Quote (thesnipa @ Sep 15 2020 09:46pm)
that's faulty math tho. you're comparing the gays nationwide to the non gays in one state, and ignoring the non gays nationwide. a minority is still a minority. i dont want to suppress minorities, and politics generally aren't doing that in the modern times. we've made great strides, gay marriage was something Obama and HRC were against a mere decade ago, because that was the safe position, and now it's legal nationwide. protections for sexual orientation are growing all the time, even with some setbacks at the state level that take a while to get fixed by the SCOTUS. what i do not want to see is an entire state become a new minority group, that's expansion of the minority not regression of it. overall tho this speaks to the SCOTUS as a better check on abuse of minorities than the govt voted in by the EC.

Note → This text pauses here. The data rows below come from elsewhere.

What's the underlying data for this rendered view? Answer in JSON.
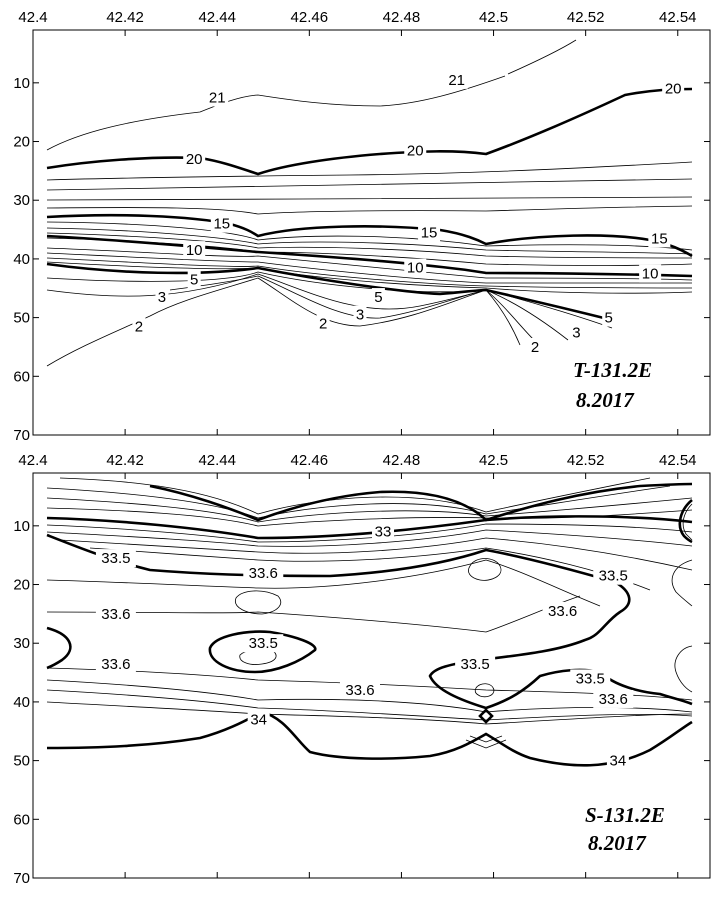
{
  "chart_data": [
    {
      "type": "contour",
      "panel_label": "T-131.2E",
      "date_label": "8.2017",
      "x_ticks": [
        "42.4",
        "42.42",
        "42.44",
        "42.46",
        "42.48",
        "42.5",
        "42.52",
        "42.54"
      ],
      "x_tick_values": [
        42.4,
        42.42,
        42.44,
        42.46,
        42.48,
        42.5,
        42.52,
        42.54
      ],
      "y_ticks": [
        "10",
        "20",
        "30",
        "40",
        "50",
        "60",
        "70"
      ],
      "y_tick_values": [
        10,
        20,
        30,
        40,
        50,
        60,
        70
      ],
      "xlim": [
        42.4,
        42.547
      ],
      "ylim": [
        1,
        70
      ],
      "y_inverted": true,
      "bold_levels": [
        20,
        15,
        10,
        5
      ],
      "contour_labels": [
        {
          "text": "21",
          "x": 42.44,
          "y": 12.5
        },
        {
          "text": "21",
          "x": 42.492,
          "y": 9.5
        },
        {
          "text": "20",
          "x": 42.539,
          "y": 11
        },
        {
          "text": "20",
          "x": 42.435,
          "y": 23
        },
        {
          "text": "20",
          "x": 42.483,
          "y": 21.5
        },
        {
          "text": "15",
          "x": 42.441,
          "y": 34
        },
        {
          "text": "15",
          "x": 42.486,
          "y": 35.5
        },
        {
          "text": "15",
          "x": 42.536,
          "y": 36.5
        },
        {
          "text": "10",
          "x": 42.435,
          "y": 38.5
        },
        {
          "text": "10",
          "x": 42.483,
          "y": 41.5
        },
        {
          "text": "10",
          "x": 42.534,
          "y": 42.5
        },
        {
          "text": "5",
          "x": 42.435,
          "y": 43.5
        },
        {
          "text": "5",
          "x": 42.475,
          "y": 46.5
        },
        {
          "text": "5",
          "x": 42.525,
          "y": 50
        },
        {
          "text": "3",
          "x": 42.428,
          "y": 46.5
        },
        {
          "text": "3",
          "x": 42.471,
          "y": 49.5
        },
        {
          "text": "3",
          "x": 42.518,
          "y": 52.5
        },
        {
          "text": "2",
          "x": 42.423,
          "y": 51.5
        },
        {
          "text": "2",
          "x": 42.463,
          "y": 51
        },
        {
          "text": "2",
          "x": 42.509,
          "y": 55
        }
      ]
    },
    {
      "type": "contour",
      "panel_label": "S-131.2E",
      "date_label": "8.2017",
      "x_ticks": [
        "42.4",
        "42.42",
        "42.44",
        "42.46",
        "42.48",
        "42.5",
        "42.52",
        "42.54"
      ],
      "x_tick_values": [
        42.4,
        42.42,
        42.44,
        42.46,
        42.48,
        42.5,
        42.52,
        42.54
      ],
      "y_ticks": [
        "10",
        "20",
        "30",
        "40",
        "50",
        "60",
        "70"
      ],
      "y_tick_values": [
        10,
        20,
        30,
        40,
        50,
        60,
        70
      ],
      "xlim": [
        42.4,
        42.547
      ],
      "ylim": [
        1,
        70
      ],
      "y_inverted": true,
      "bold_levels": [
        33,
        33.5,
        34
      ],
      "contour_labels": [
        {
          "text": "33",
          "x": 42.476,
          "y": 11
        },
        {
          "text": "33.5",
          "x": 42.418,
          "y": 15.5
        },
        {
          "text": "33.5",
          "x": 42.526,
          "y": 18.5
        },
        {
          "text": "33.6",
          "x": 42.45,
          "y": 18
        },
        {
          "text": "33.6",
          "x": 42.418,
          "y": 25
        },
        {
          "text": "33.6",
          "x": 42.515,
          "y": 24.5
        },
        {
          "text": "33.5",
          "x": 42.45,
          "y": 30
        },
        {
          "text": "33.5",
          "x": 42.496,
          "y": 33.5
        },
        {
          "text": "33.5",
          "x": 42.521,
          "y": 36
        },
        {
          "text": "33.6",
          "x": 42.418,
          "y": 33.5
        },
        {
          "text": "33.6",
          "x": 42.471,
          "y": 38
        },
        {
          "text": "33.6",
          "x": 42.526,
          "y": 39.5
        },
        {
          "text": "34",
          "x": 42.449,
          "y": 43
        },
        {
          "text": "34",
          "x": 42.527,
          "y": 50
        }
      ]
    }
  ]
}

as to the system, i tend to think not. at the time of the drafting of the constitution if a compromise was not met in the form of the EC we'd likely not have lasted as a country at all. the civil war would have been moved up, and likely would have resulted in so many fractures we'd have 10+ nations today, not 1 nation of 50 states. when bodies want to pull apart if you use tape it will only hold so long, we needed a strong glue. we're just now at a stage that people are questioning if glue was the right choice, ignorant to the reality that we wouldnt even by in a position to question the glue if glue was never used.
at the core of the constitution was a battle of a authoritarian federal govt and autonomous states, the EC is the middle ground. i dont see another viable middle ground, and either alternative would have been worse IMO. state's rights are easy to see as a completely negative thing, but it allowed the nation to start letting go of slavery, it allowed pot to become legal in over half the states, etc.
If the math is faulty, point out the fault. You say minorities are not being oppressed, so why does the "people living in sparsely populated states" minority require extra favors? My point is that the system favors one type of minorities and does nothing to favor other types of minorities, and this is now your fifth post in which you've danced around that topic.
I suppose the bottom line is that it's all due to historic reasons. You say the USA could not have established itself as a stable country if it weren't for the EC, and I can agree with that. This is not the only problem in the USA which is manifested by the fact that there is no practical way to change the constitution, so you're stuck with things that worked 250 years ago but don't work today.
Quote (ReturnFormer @ Sep 16 2020 04:02am)
you cant make that comparison. we are a union of states, not a single entity. states will not give up their own rights.
I agree, and that's why I've said that you should not have such a powerful president.